Getting Beyond Gridlock: The New President and the New Congress

November 08, 1992|By STEVEN V. ROBERTS

With 110 new House members, and at least 11 new senators, the Congress that convenes in January will be a very different body than the one that left in October.

Established Democratic leaders, and the new Democratic president, will be faced with urgent and uncomfortable demands that Congress clean up its own house by ending the gridlock that has paralyzed all attempts to deal with the nation's persistent economic problems.

But these newcomers could turn out to be bridge-builders, rather than bomb-throwers. Many have gained experience serving in lower elective office and indicate a strong desire to end the bitter partisan wrangling that has marked the Bush years.

Practically every new lawmaker is coming to town with the same priority -- fix the economy -- but they differ on emphasis. Democrats stress enacting a jobs program while Republicans focus on deficit reduction, and reconciling these two aims will be a major task for the leaders.

As there is little money available to make a real impact on the debt, President-elect Bill Clinton and his Capitol Hill lieutenants will have to rely on symbolism. So expect pressures to rise behind two constitutional changes: one requiring a balanced budget every year, the other giving the president a line-item veto.

Moreover, many challengers ran on a platform of term limits for congressmen, but that idea might look less appealing once these outsiders get to Washington and become incumbents.

The new lawmakers will also be demanding changes in the way Congress does business: fewer perks, more streamlined scheduling, less reliance on fat-cat contributions to finance campaigns. Democratic leaders have already moved to end some of the worst abuses, such as closing the scandal-tainted House bank, charging fees for medical care, appointing a non-partisan administrator to handle financial affairs.

The new Congress will be far more representative of the $H American people -- more women, more blacks, more Hispanics. Mr. Clinton will try to make some early and visible gestures to these groups, such as signing a parental-leave bill, lifting the gag rule barring abortion counseling at family planning clinics and appointing women and minorities to vacant judgeships.

But the economy has to remain the focus of the new administration. In fact, the Clinton camp intends to follow the example set by Ronald Reagan, of all people: Stick to a few clear, compelling priorities, win some big victories quickly and not fritter away capital, or momentum, on fringe issues.

That will not be easy. Dozens of special interest groups are already pushing pet proposals in Congress that have languished for 12 years -- from publicly subsidized abortions and enhanced affirmative action programs to a striker replacement ban.

Mr. Clinton's success in dealing with Congress will depend heavily on qualities he displayed during the campaign: discipline and determination. As political scientist Thomas Mann notes: "Clinton ran as a new Democrat. The question is, will he govern as a new Democrat?"

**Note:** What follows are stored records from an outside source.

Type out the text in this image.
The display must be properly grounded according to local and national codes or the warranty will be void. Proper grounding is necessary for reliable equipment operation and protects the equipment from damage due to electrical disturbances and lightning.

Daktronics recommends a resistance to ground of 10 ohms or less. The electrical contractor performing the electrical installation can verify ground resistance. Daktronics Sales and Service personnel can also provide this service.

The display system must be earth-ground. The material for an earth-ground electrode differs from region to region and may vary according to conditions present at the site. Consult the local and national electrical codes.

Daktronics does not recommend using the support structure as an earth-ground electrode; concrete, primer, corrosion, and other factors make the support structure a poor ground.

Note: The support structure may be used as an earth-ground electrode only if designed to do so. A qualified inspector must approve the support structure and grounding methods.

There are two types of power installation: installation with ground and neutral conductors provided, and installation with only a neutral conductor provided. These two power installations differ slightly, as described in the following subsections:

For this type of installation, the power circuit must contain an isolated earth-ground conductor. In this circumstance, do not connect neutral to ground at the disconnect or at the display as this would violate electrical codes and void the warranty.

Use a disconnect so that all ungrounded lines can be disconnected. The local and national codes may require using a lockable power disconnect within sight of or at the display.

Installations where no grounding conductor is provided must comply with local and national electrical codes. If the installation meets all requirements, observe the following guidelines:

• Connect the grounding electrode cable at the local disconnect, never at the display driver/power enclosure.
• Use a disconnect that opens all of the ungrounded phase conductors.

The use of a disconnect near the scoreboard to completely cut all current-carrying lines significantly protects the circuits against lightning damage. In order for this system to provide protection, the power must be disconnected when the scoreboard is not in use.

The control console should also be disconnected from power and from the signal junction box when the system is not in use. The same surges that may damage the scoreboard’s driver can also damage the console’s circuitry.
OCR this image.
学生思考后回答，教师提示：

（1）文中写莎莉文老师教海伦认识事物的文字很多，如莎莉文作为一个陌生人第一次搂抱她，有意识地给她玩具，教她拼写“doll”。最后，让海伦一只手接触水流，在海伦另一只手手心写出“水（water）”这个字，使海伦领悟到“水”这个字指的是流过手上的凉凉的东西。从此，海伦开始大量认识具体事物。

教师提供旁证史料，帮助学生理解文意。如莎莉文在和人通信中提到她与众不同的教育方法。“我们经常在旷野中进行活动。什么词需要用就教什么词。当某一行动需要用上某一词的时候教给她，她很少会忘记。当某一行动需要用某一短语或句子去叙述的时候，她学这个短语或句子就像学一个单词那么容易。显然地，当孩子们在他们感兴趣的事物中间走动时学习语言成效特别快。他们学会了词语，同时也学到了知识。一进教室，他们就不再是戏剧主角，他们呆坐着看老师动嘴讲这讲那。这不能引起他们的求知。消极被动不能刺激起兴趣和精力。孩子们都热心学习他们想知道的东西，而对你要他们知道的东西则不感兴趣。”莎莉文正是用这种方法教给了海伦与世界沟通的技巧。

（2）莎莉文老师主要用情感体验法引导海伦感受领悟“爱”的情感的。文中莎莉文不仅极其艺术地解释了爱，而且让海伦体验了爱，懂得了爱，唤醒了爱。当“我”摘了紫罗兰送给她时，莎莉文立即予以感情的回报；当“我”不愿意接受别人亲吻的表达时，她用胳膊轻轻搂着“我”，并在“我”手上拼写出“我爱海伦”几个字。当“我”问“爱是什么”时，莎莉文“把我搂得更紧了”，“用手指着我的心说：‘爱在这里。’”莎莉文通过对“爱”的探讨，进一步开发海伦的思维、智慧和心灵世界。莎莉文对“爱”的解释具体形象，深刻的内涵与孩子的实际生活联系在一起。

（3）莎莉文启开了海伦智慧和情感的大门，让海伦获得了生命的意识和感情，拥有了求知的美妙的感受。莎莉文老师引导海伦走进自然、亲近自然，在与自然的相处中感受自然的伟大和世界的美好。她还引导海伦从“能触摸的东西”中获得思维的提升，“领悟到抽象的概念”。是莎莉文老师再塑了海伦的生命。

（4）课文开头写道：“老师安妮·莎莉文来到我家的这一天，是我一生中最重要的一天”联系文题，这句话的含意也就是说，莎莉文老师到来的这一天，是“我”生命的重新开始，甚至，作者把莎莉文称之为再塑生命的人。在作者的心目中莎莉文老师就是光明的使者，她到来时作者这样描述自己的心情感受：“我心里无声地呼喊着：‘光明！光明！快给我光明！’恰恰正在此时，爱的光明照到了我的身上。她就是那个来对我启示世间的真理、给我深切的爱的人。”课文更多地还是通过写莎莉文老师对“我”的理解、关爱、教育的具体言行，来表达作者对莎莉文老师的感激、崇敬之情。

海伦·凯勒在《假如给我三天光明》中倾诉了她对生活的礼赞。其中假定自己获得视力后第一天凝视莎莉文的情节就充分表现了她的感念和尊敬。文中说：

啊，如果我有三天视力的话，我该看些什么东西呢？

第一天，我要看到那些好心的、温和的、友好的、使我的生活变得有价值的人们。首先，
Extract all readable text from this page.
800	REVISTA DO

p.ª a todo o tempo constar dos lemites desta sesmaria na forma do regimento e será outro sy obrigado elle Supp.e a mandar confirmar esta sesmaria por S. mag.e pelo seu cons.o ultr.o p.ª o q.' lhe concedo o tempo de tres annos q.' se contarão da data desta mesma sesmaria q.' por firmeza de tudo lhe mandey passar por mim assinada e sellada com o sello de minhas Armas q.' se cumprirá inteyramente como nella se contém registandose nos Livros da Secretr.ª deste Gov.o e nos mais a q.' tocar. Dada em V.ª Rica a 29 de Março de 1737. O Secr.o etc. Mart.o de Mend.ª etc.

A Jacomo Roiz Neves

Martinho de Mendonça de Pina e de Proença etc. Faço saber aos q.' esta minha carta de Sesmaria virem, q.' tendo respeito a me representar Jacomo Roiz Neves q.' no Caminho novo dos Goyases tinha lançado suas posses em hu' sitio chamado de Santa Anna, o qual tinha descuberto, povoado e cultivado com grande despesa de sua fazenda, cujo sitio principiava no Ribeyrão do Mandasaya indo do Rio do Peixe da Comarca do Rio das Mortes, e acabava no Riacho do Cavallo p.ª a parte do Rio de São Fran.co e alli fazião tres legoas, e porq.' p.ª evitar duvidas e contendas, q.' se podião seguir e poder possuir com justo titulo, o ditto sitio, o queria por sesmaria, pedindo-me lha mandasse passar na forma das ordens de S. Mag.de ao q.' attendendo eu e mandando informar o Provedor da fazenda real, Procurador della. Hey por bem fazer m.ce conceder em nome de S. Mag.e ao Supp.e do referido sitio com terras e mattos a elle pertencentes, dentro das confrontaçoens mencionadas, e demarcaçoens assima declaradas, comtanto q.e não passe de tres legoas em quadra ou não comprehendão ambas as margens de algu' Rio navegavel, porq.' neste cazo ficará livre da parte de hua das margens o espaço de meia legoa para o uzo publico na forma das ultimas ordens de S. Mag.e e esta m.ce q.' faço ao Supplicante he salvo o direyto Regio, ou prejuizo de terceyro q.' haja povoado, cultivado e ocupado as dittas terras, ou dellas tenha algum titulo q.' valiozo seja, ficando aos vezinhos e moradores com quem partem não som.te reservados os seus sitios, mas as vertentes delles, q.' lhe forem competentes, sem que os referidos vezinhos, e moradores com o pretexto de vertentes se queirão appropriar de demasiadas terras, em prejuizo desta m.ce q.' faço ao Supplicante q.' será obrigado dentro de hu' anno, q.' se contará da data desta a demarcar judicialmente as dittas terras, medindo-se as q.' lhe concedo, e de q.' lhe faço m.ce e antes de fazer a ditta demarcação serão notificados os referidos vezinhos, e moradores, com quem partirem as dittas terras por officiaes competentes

That means, adds Mr. Mann, a willingness to "make enemies in his own party on Capitol Hill," such as the National Education Association and its supporters, while reaching out to moderate Republicans in a bipartisan coalition. In fact, I suspect Clinton will be looking for the legislative equivalent of Sister Souljah, a chance to show he can stand up to traditional Democratic interest groups.

If Bill Clinton has much to learn from Ronald Reagan's successes, he can also learn from Jimmy Carter's failures. Mr. Carter came to town with a chip on his shoulder the size of a sequoia, and surrounded himself with inbred Georgians who shared his distaste for the compromise and conciliation that makes life possible in the capital.

Mr. Clinton is much better connected to Washington and has more understanding of the legislative process, and, if he reaches out to Congress, I think he will find that many of the new lawmakers would much rather shake his hand than toss him a grenade. After all, the 110 new congresspersons must face the voters again in 1994, two years before Mr. Clinton's term is up.

Steven Roberts, who has covered Congress, is a senior writer at U.S. News and World Report. He wrote this analysis for Newsday.